Alpine actually recommends porting their type r's and type x's subs, it gives it a lot more umph.

Scott


----------



## 98 nizmo200sx se (Apr 10, 2003)

alpine told me not to port type R but to port type S thats why i was asking


----------



## sdavis02 (Aug 16, 2002)

thats weird, when i talked to them, one of numerous times they told me to port, do you remember who you talked too? some people just hate porting, i called the tech number for dealers, not their customer service 800 #.
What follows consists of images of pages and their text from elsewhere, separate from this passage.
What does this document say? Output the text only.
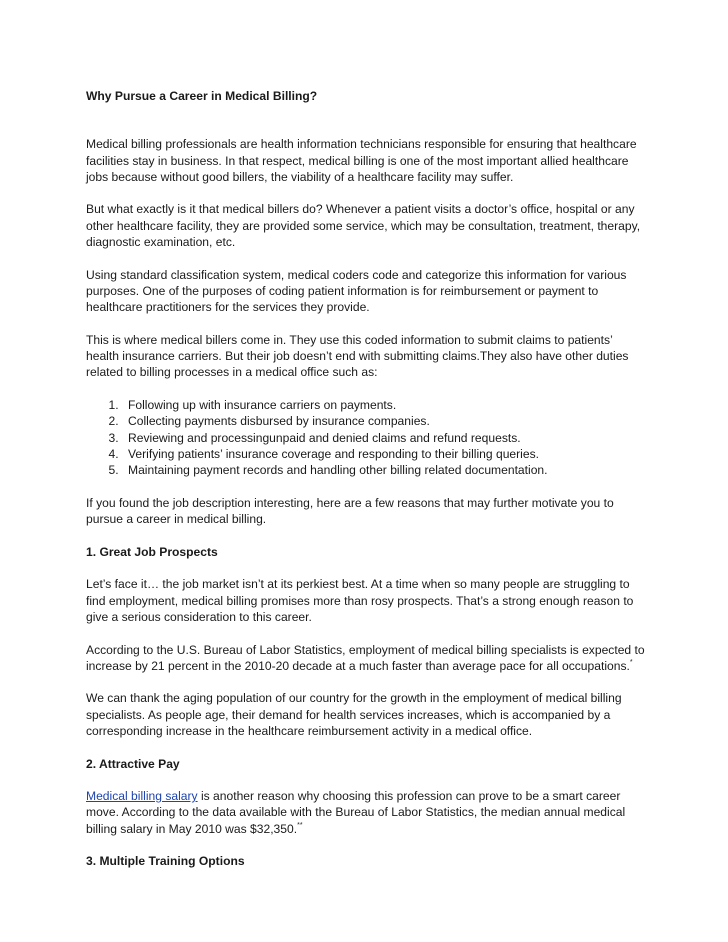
Why Pursue a Career in Medical Billing?

Medical billing professionals are health information technicians responsible for ensuring that healthcare facilities stay in business. In that respect, medical billing is one of the most important allied healthcare jobs because without good billers, the viability of a healthcare facility may suffer.

But what exactly is it that medical billers do? Whenever a patient visits a doctor’s office, hospital or any other healthcare facility, they are provided some service, which may be consultation, treatment, therapy, diagnostic examination, etc.

Using standard classification system, medical coders code and categorize this information for various purposes. One of the purposes of coding patient information is for reimbursement or payment to healthcare practitioners for the services they provide.

This is where medical billers come in. They use this coded information to submit claims to patients’ health insurance carriers. But their job doesn’t end with submitting claims.They also have other duties related to billing processes in a medical office such as:

1. Following up with insurance carriers on payments.
2. Collecting payments disbursed by insurance companies.
3. Reviewing and processingunpaid and denied claims and refund requests.
4. Verifying patients’ insurance coverage and responding to their billing queries.
5. Maintaining payment records and handling other billing related documentation.

If you found the job description interesting, here are a few reasons that may further motivate you to pursue a career in medical billing.

1. Great Job Prospects

Let’s face it… the job market isn’t at its perkiest best. At a time when so many people are struggling to find employment, medical billing promises more than rosy prospects. That’s a strong enough reason to give a serious consideration to this career.

According to the U.S. Bureau of Labor Statistics, employment of medical billing specialists is expected to increase by 21 percent in the 2010-20 decade at a much faster than average pace for all occupations.*

We can thank the aging population of our country for the growth in the employment of medical billing specialists. As people age, their demand for health services increases, which is accompanied by a corresponding increase in the healthcare reimbursement activity in a medical office.

2. Attractive Pay

Medical billing salary is another reason why choosing this profession can prove to be a smart career move. According to the data available with the Bureau of Labor Statistics, the median annual medical billing salary in May 2010 was $32,350.**

3. Multiple Training Options
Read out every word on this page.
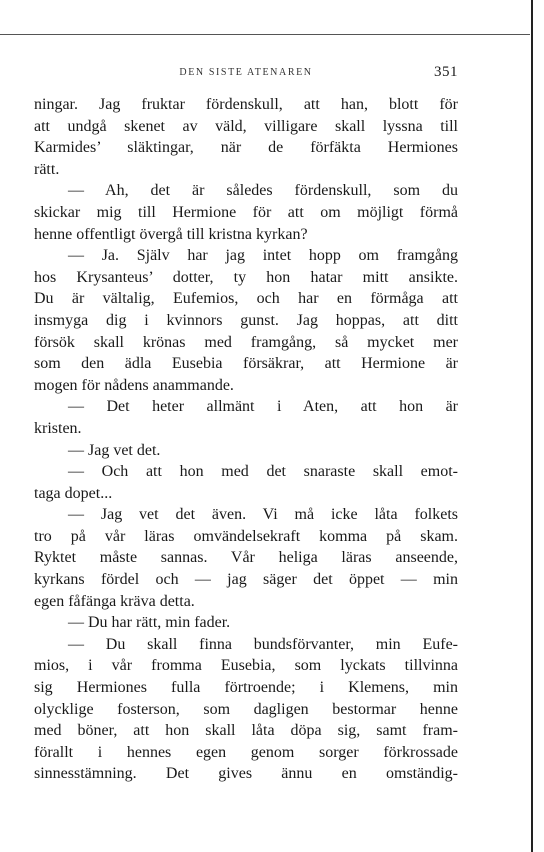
DEN SISTE ATENAREN	351
ningar. Jag fruktar fördenskull, att han, blott för
att undgå skenet av väld, villigare skall lyssna till
Karmides’ släktingar, när de förfäkta Hermiones
rätt.
— Ah, det är således fördenskull, som du
skickar mig till Hermione för att om möjligt förmå
henne offentligt övergå till kristna kyrkan?
— Ja. Själv har jag intet hopp om framgång
hos Krysanteus’ dotter, ty hon hatar mitt ansikte.
Du är vältalig, Eufemios, och har en förmåga att
insmyga dig i kvinnors gunst. Jag hoppas, att ditt
försök skall krönas med framgång, så mycket mer
som den ädla Eusebia försäkrar, att Hermione är
mogen för nådens anammande.
— Det heter allmänt i Aten, att hon är
kristen.
— Jag vet det.
— Och att hon med det snaraste skall emot-
taga dopet...
— Jag vet det även. Vi må icke låta folkets
tro på vår läras omvändelsekraft komma på skam.
Ryktet måste sannas. Vår heliga läras anseende,
kyrkans fördel och — jag säger det öppet — min
egen fåfänga kräva detta.
— Du har rätt, min fader.
— Du skall finna bundsförvanter, min Eufe-
mios, i vår fromma Eusebia, som lyckats tillvinna
sig Hermiones fulla förtroende; i Klemens, min
olycklige fosterson, som dagligen bestormar henne
med böner, att hon skall låta döpa sig, samt fram-
förallt i hennes egen genom sorger förkrossade
sinnesstämning. Det gives ännu en omständig-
I would port them, i love the sound it gives!


----------



## 1CLNB14 (Apr 30, 2002)

nice clean install.


----------



## Psch91 (May 18, 2002)

I love it man, that car is sweet, and the setup is sick.


----------



## speedz19 (Apr 18, 2003)

Very, very nice!!!!!!!!!


----------



## dante81_98 (Jun 14, 2002)

nice job

porting is a matter of personal opinion, you can port or not on MOST subs. i prefer sealed because it gives a much more clean sound but not as loud.

laterz
chad


----------



## jmbernard73 (Apr 27, 2003)

yes you did a very clean job.


----------



## '91 240sx (Feb 17, 2003)

that is real nice, where you from in harrisburg because im from harrisburg also


----------



## sdavis02 (Aug 16, 2002)

i am from the colonial park area, you?


----------



## '91 240sx (Feb 17, 2003)

i live in enhaut/steelton, its close to the east mall


----------



## sdavis02 (Aug 16, 2002)

Not too far away at all


----------



## superfro86 (May 15, 2002)

what do you have the enclosure tuned to? i hope you didn't just slap some ports in there.


----------



## sdavis02 (Aug 16, 2002)

ohhhh god no, everything is tuned off of the 5.1 surround sound processor. It sounds good, if you heard it at carlisle you'd like it!

Scott


----------



## superfro86 (May 15, 2002)

no u can't electronically tune a enclosure even though it would be cool as fuck if you could. what i am asking is that when you built the ported enclosure what did you tune the box to as in putting different diameter and length tubes in the enclosure to tune it or did you just slap ports in the enclosure


----------



## Guest (May 9, 2003)

hahah actaully you can electronically tune a port,well i know someone that can hahah, my cousin who works for enmax in calgary is a hardcore audio file, and he is an electronics engineer of some kind,graded from SAIT anyways he built a box for 2 12" MTX subs that had twin tunable ports i am not sure how but the size of the wholes can vary from like 2 1/2 - 4inches or somthing and then length can be changed by about 2 inches each way all controled from the front, and he is working on sensors or somthing that will give a digital display of the HZ that the port is tuned to, he has spent a few months building it along with the help of co-workers and an audio shop in calgary somewhere, so far it has cost him just short of $1000 just for the box... that doesn't include any of the sensors or electronics to display the port frequency lever or anything, he is still working on that part...its going to be amazing when it is done, i'll see if i can get pictures....


----------



## sdavis02 (Aug 16, 2002)

I gave my dimensions of the box to the alpine techi and he told me how long the ports had to be, with the two ports for each sub it equals just about the same as the one tube. I am not sure how he came up with the length, but it sounds great and i am happy with it.

I thought you were saying with the processor, because it has time correction and god a million tools (ok lil less then a mil) to edit the sound of the system.

Super V i want to see those pics, thats one hell of a sub enclosure!

Scott


----------